The debate confirms that the election is not about negotiations with the Palestinians, but about Mr Netanyahu's personality. Mr Mordechai, one of an astonishing number of the prime minister's former ministers who now regard him with loathing, told him: "The elections are about you."
Ehud Barak, leader of the Israeli Labour party, now renamed One Israel, and Mr Netanyahu's main opponent, was not even in the television studio, but emerged as the winner. In the run-up to the election on 17 May - with a run-off on 1 June if no candidate to be prime minister gets more than half the vote - Mr Netanyahu's former friends are proving as dangerous as his declared enemies.
It is all very different from the 1996 election, which Mr Netanyahu won by a whisker. Then the poll took place after the assassination of Yitzhak Rabin, the prime minister. Palestinian suicide bombers had just killed about 60 people, and Israeli parents were afraid to send their children to school by bus.
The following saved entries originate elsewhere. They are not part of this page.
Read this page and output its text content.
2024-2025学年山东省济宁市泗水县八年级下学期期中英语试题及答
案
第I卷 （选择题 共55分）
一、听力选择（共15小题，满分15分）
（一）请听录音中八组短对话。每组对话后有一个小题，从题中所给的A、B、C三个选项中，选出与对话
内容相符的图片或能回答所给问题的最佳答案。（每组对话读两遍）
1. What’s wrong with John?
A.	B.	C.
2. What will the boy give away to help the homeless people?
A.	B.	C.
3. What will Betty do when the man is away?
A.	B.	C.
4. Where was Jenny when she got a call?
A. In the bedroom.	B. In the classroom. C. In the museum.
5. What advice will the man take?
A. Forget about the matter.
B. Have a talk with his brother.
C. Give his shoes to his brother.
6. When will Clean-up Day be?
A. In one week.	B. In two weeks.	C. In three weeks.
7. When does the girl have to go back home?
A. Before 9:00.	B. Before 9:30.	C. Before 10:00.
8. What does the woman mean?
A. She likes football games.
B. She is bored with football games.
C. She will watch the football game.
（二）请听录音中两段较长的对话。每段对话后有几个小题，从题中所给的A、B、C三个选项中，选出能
Mr Netanyahu might justifiably claim that he has succeeded in removing this threat over the past three years. Many voters feel Israel is a less violent place than it was at the height of the internationally lauded Oslo peace process. Ironically Mr Netanyahu's very success in short-circuiting Oslo without paying the price of an increase in Palestinian violence has its disadvantages for his election campaign. Without a sense of threat from the Palestinians, Mr Netanyahu's portrayal of himself as the man best able to deal with Yasser Arafat, the Palestinian leader, resonates less with Israeli voters.
Mr Barak has also been busy inoculating himself against the allegation that he is Mr Arafat's choice. In the past week he has announced he will hold a referendum on a final status agreement with the Palestinians. He promised not to withdraw to Israel's pre-1967 borders and to keep Jewish settlements in the West Bank and Gaza under Israeli sovereignty.
The One Israel leader also has problems with his core support. In 1996 some 83 per cent of the Israeli-Arabs voted for Shimon Peres, the Labour candidate. But this time Azmi Bishara, an Israeli-Arab, is a candidate who will siphon off votes from Mr Barak in the first round of voting on 17 May. Unfortunately for Mr Barak, this is also the day of the Knesset elections in which Israeli-Arab parties are standing. In the second round, with only two Jewish candidates for the prime minister's office to vote for, many Israeli-Arabs may stay at home, costing Mr Barak vital votes. He knows his chan-ces are better in the first round. But he can win at this stage only if Mr Mordechai withdraws. For this reason, many of Mr Netanyahu's supporters think that his failure in the television debate may be to their advantage. It will keep Mr Mordechai, whose campaign was dead in the water, in the race.
During the debate he promised Mr Netanyahu not to withdraw. Nobody knows better than the Prime Minister that such pledges are made to be broken, but the magician of Israeli politics is still a long way from losing his job.